Attualità e politica

Migranti, perché il ministro Lamorgese dà ragione a Salvini sulle Ong

Il ministro dell’Interno Luciana Lamorgese ha testimoniato nel processo contro il leghista Matteo Salvini, nell’ambito del caso Gregoretti per il quale il senatore è accusato di sequestro di persona.

Il numero uno del Viminale ha confermato il modus operandi delle Ong: il loro soccorso è architettato a tavolino per fare un carico di quante più persone possibili. Il Giornale riporta la trascrizione della sua testimonianza, in cui si legge: “Le navi che vanno a fare soccorso in acque Sar libiche non è che ogni volta che fanno un soccorso tornano immediatamente indietro. Tante volte, con dei soccorsi effettuati, si fermano nelle aree, diciamo libiche, anche tre, quattro giorni in attesa poi di recuperare il più possibile quelli che sono in difficoltà. Quindi vuol dire che sono delle navi che comunque sia hanno la possibilità di stare ferme con delle persone appena recuperate in acqua. Di farle stare sulle imbarcazioni anche per quattro, cinque giorni, perché loro chiedono il Pos (place of safety) quando hanno l’imbarcazione piena e poi ritornano”, afferma la Lamorgese.

“Quindi chiedono il Pos con la procedura che ho detto, prima nelle acque Sar libiche poi Malta e poi l’Italia – prosegue il ministro – Se fossero in condizioni di non poter stare, allora appena recuperati dovrebbero immediatamente venire, avvicinarsi verso Paesi che sono sicuri, tipo alta e l’Italia e non sempre è così perché talora rimangono anche più giorni”.

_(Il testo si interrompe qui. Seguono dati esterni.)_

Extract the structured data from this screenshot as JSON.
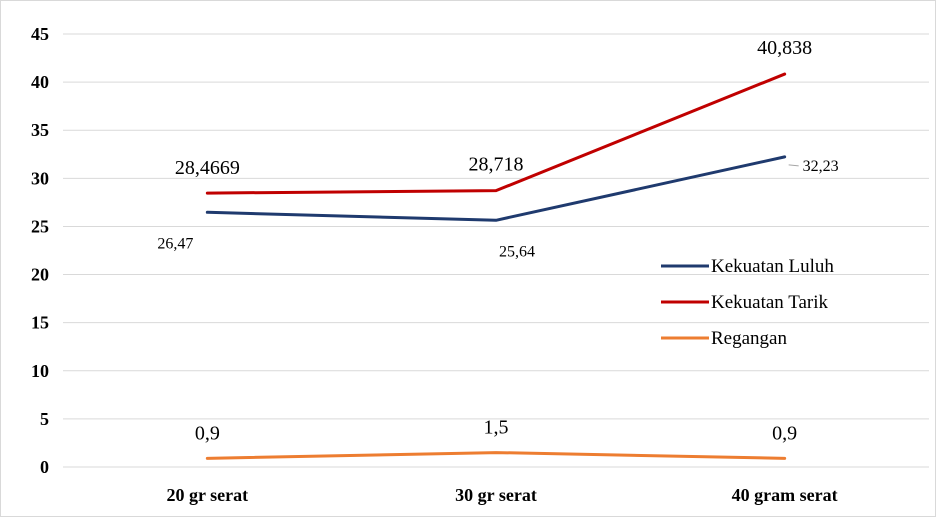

Come racconta Il Giornale, l’attuale ministro fornisce altre importanti informazioni che assecondano le tesi di Salvini: “Ogni volta che c’è uno sbarco sicuramente ci sono delle difficoltà che affrontano tutti gli uffici. Oggi noi seguiamo una linea che è quella, perché all’epoca, nel 2018, fu fatto il decreto Sicurezza, di blocco della possibilità di interdizione del porto che è stato poi effettivamente utilizzato. Ma in effetti, poi, se vogliamo, nonostante ci fosse il decreto di interdizione, sostanzialmente tutte le volte regolarmente sono scesi perché c’è anche da dire che quando arrivano poi sulle nostre coste dobbiamo iniziare tutta la procedura della redistribuzione, rapporti con l’Europa e quant’altro. Su questo non c’è dubbio”.

Sulle differenze tra il caso Gregoretti, Ocean Viking o Diciotti, il ministro Lamorgese spiega: “Alla fine il risultato è stato, diciamo, più o meno analogo a quello precedente, perché questo va detto, anche se con motivazioni diverse”.